TUPE provision of proposed measures letter

If you’re the transferee in a TUPE transfer situation, you must provide the transferor with information about what measures you intend to take in relation to affected employees who are to transfer to your employment. The transferor needs this information to be able to inform and consult with the appropriate representatives.

Information and consultation obligations

The Transfer of Undertakings (Protection of Employment) Regulations 2006 (TUPE) provide a right for recognised trade unions or elected employee representatives (“appropriate representatives”) of the affected employees to be informed and consulted about an impending TUPE transfer by the transferor. One of the pieces of information that must be disclosed in writing by the transferor to the appropriate representatives as part of their duty to inform and consult is any measures, in connection with the transfer, that they envisage the transferee will take in relation to any affected employees who will become employees of the transferee after the transfer or, if no measures are envisaged, that fact. Our TUPE Provision of Proposed Measures Letter is intended to be sent by the transferee to the transferor. It establishes initial contact with the transferor and advises them that you’ll be contacting them shortly to request provision of the employee liability information that they’re required to notify to you at least 28 days before the transfer - see our TUPE Employee Liability Information Request Letter. It also then goes on to set out written confirmation of your intended measures, if any. These might include matters such as changes to place of work or pension arrangements or potential redundancies.

Liability

Regulation 13 of TUPE requires the transferee to co-operate with the transferor here, as it states that the transferee must give the transferor such information at such a time as will enable them to perform their duty to inform and consult in this regard. In addition, liability for failure to inform and consult on this specific matter can transfer to the transferee where they fail to comply with their obligation to provide information to the transferor about intended measures, and the transferor can show that it wasn’t reasonably practicable for them to comply in turn with their duty. So, don’t overlook the provision of this information where you’re the transferee. It’s also important for you to take part in the transferor’s information and consultation processes if you can, so our letter asks that you be allowed to attend the consultation meetings with the appropriate representatives and that you be supplied with copies of their consultation documents.
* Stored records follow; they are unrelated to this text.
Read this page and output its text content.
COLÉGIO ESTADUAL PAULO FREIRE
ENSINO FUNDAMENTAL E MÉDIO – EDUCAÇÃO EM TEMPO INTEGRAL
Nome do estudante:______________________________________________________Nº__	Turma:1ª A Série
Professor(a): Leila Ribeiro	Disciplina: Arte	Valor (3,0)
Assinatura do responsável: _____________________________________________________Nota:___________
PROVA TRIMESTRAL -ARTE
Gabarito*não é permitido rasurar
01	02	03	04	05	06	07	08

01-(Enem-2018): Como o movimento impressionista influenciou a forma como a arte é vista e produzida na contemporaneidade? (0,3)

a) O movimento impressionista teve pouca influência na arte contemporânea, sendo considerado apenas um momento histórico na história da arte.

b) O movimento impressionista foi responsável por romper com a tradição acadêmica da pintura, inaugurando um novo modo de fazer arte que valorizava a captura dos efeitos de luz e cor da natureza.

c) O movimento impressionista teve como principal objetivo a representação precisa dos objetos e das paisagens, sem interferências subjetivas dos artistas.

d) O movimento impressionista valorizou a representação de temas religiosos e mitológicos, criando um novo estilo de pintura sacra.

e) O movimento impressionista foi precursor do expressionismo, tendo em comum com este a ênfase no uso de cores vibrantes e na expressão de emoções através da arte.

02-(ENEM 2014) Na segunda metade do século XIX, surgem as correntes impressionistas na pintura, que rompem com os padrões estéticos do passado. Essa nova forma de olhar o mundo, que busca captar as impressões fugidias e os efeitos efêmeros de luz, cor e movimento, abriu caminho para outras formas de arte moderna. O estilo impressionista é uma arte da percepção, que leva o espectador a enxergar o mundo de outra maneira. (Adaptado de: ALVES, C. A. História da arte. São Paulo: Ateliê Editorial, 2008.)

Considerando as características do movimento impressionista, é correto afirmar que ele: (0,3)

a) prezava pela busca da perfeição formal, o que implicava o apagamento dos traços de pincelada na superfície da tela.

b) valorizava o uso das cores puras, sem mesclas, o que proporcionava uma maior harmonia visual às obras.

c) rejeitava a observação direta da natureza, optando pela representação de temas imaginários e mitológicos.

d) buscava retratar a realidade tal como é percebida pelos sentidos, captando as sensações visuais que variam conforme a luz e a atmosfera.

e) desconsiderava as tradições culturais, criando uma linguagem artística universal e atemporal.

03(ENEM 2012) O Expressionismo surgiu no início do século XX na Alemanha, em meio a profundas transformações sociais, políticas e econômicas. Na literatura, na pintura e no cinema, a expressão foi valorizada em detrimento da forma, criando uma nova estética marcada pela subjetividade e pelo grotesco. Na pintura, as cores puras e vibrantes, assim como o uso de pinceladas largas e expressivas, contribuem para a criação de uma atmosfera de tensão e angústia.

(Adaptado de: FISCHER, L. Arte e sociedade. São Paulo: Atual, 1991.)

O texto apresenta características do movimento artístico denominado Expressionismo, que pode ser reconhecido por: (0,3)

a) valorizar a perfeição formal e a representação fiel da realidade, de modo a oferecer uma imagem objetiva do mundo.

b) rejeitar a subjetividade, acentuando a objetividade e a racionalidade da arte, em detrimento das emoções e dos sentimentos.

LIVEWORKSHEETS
This is because transferor and transferee are jointly and severally liable for any compensation payable as a result of a failure to inform and consult, so it’s in your interests (as transferee) to make sure it’s done properly.

Timing

You can use our letter in both a business transfer situation and in relation to a service provision change. It should also be one of the first letters you send out as you need to make early contact with the transferor and they also need details of your intended measures to be able to constructively inform and consult with the appropriate representatives at an early stage.